Чиновник, естественно, взорвался:

— Вы имеете наглость мне что-то советовать?! Вы…

— А вы — безграмотный чинуша, которому я больше ничего объяснять не собираюсь, — Саблин взялся за ручку двери. — И не смейте больше вызывать меня к себе по вопросу детской смертности!

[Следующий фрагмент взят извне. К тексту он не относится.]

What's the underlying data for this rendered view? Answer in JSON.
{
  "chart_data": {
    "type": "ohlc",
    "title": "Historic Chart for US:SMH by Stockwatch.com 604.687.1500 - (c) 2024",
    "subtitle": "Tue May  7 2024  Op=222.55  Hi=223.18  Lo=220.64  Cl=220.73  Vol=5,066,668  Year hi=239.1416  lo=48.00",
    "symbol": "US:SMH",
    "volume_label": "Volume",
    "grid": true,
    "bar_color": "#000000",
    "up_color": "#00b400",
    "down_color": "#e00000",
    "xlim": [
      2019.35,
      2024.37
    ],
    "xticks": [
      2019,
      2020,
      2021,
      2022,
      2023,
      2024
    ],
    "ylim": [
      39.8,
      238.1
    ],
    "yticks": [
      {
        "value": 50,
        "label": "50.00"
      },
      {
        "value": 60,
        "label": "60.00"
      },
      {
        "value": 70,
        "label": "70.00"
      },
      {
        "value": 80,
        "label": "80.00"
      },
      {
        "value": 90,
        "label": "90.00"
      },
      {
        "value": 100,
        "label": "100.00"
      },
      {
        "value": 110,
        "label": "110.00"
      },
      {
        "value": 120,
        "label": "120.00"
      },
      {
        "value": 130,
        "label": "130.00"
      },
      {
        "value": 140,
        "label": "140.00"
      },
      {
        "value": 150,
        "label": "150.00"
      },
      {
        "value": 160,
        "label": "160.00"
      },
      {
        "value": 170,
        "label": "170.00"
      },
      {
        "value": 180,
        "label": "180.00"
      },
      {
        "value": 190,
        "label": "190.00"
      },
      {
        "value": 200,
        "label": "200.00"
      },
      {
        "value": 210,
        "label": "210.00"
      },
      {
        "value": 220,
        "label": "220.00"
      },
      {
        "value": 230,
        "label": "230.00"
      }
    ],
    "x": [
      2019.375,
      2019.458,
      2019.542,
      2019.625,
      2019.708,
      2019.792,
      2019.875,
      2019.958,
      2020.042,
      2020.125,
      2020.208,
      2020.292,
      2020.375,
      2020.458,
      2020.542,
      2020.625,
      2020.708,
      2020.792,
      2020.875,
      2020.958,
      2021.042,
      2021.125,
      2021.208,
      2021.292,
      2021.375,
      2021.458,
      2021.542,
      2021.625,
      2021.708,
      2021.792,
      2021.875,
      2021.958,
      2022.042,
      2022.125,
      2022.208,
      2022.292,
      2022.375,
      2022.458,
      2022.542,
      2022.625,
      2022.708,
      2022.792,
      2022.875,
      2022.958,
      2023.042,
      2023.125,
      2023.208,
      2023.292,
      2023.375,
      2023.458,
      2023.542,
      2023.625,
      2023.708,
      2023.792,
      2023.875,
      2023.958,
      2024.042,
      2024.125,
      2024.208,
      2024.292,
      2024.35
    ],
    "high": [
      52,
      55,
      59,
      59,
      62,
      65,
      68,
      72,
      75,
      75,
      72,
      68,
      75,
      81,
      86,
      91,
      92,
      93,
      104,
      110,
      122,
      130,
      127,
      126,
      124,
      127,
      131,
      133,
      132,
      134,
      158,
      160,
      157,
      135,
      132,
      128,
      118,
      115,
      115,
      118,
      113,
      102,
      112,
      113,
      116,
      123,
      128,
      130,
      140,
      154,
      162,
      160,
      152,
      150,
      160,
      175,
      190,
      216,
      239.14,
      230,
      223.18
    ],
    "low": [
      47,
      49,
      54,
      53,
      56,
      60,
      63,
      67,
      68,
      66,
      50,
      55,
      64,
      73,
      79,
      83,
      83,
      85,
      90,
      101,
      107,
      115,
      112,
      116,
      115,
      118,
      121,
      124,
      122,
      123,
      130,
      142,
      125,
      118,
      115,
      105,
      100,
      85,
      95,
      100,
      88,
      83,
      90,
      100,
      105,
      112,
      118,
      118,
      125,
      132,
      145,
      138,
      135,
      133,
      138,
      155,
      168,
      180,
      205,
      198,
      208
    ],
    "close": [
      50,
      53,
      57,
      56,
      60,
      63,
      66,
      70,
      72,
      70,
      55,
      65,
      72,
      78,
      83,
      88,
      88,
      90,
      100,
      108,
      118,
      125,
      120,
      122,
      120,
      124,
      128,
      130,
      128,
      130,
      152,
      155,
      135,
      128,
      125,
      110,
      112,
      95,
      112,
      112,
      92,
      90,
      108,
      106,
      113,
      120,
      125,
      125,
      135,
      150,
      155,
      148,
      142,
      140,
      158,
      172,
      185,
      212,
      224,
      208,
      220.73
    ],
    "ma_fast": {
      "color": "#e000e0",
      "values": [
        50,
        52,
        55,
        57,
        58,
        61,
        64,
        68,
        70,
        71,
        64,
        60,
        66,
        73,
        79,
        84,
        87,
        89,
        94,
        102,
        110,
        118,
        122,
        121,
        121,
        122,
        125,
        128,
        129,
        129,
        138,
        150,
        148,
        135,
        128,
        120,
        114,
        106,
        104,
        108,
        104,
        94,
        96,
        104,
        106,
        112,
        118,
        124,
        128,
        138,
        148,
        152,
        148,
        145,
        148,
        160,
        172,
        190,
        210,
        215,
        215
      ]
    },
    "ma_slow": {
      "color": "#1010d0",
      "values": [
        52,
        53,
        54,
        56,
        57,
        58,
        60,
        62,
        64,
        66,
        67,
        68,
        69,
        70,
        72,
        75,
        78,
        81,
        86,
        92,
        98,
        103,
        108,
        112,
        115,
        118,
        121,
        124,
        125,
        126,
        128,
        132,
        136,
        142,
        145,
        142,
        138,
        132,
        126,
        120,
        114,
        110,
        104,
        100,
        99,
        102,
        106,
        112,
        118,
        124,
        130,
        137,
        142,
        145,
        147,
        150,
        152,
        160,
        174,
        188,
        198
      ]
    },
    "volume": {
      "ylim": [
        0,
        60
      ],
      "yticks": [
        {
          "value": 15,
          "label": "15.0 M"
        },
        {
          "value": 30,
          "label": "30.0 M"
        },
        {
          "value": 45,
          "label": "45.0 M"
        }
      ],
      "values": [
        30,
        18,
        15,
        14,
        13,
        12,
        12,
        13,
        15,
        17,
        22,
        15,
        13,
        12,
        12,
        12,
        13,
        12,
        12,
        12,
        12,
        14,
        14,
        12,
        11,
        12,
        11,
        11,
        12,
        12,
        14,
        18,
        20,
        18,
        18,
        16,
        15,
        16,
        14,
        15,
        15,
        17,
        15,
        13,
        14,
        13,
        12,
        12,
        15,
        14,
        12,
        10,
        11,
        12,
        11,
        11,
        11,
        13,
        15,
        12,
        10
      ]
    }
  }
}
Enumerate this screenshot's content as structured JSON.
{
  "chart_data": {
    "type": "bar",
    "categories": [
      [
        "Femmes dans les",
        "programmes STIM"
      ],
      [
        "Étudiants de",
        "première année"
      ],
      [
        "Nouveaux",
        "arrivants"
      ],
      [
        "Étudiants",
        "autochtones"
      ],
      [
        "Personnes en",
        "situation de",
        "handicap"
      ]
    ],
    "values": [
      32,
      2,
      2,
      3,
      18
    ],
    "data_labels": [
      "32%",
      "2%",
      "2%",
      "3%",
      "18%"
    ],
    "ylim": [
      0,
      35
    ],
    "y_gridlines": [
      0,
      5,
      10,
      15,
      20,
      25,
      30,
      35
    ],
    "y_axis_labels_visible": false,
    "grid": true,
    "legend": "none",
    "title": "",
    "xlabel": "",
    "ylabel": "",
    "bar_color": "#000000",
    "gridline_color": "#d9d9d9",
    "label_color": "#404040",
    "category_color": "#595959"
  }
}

Конечно, он лукавил, цитируя Федеральный закон, ведь все вскрытия младенцев являлись судебно-медицинскими исследованиями, а вовсе не экспертизой, тогда как в Законе речь шла именно и только об экспертизе. Но чиновник из горздрава таких тонкостей, впрочем, как и многого другого, не знал, и Сергей позволил себе воспользоваться его неосведомленностью. Он вовсе не чувствовал себя неловко из-за этого: «Раз руководишь здравоохранением будь любезен, разбирайся в медицине. Раз позволяешь себе вызывать «на ковер» судебно-медицинского эксперта — сделай одолжение, овладей хотя бы правовой базой, регулирующей деятельность экспертизы. Не хочешь? Не можешь? Лень? Тогда получи, фашист, гранату».

Рассказ обо всех этих перипетиях, кроме сегодняшнего скандала в горздраве, о котором Ольга пока еще ничего не знала, как раз и занял то время, которое было необходимо, чтобы плов дошел до нужной кондиции. За эти полчаса Сергей успел выпить чаю, уничтожить целую банку маринованных корнишонов и вновь обрести способность внятно излагать. Суть своей беседы с чиновником он поведал уже сам.

— Ни фига ж себе, — протянул Чумичев. — И чего делать?

— В каком смысле? — не понял Сергей. — Что делать с моими диагнозами?

— Да при чем тут твои диагнозы! С детками что делать? Они что, правда, умирают от инфекций? Или, может, педиатры чего-то химичат? Кто виноват-то?

— Да нет, Чума, педиатры-то как раз делают все, что могут, — вздохнул Сергей. — У меня к ним претензий нет, у них и диагностика на уровне, и лечение. Они высококлассные специалисты, они делают все возможное для профилактики инфекционных заболеваний в периоды эпидемий. И борются с этими заболеваниями грамотно.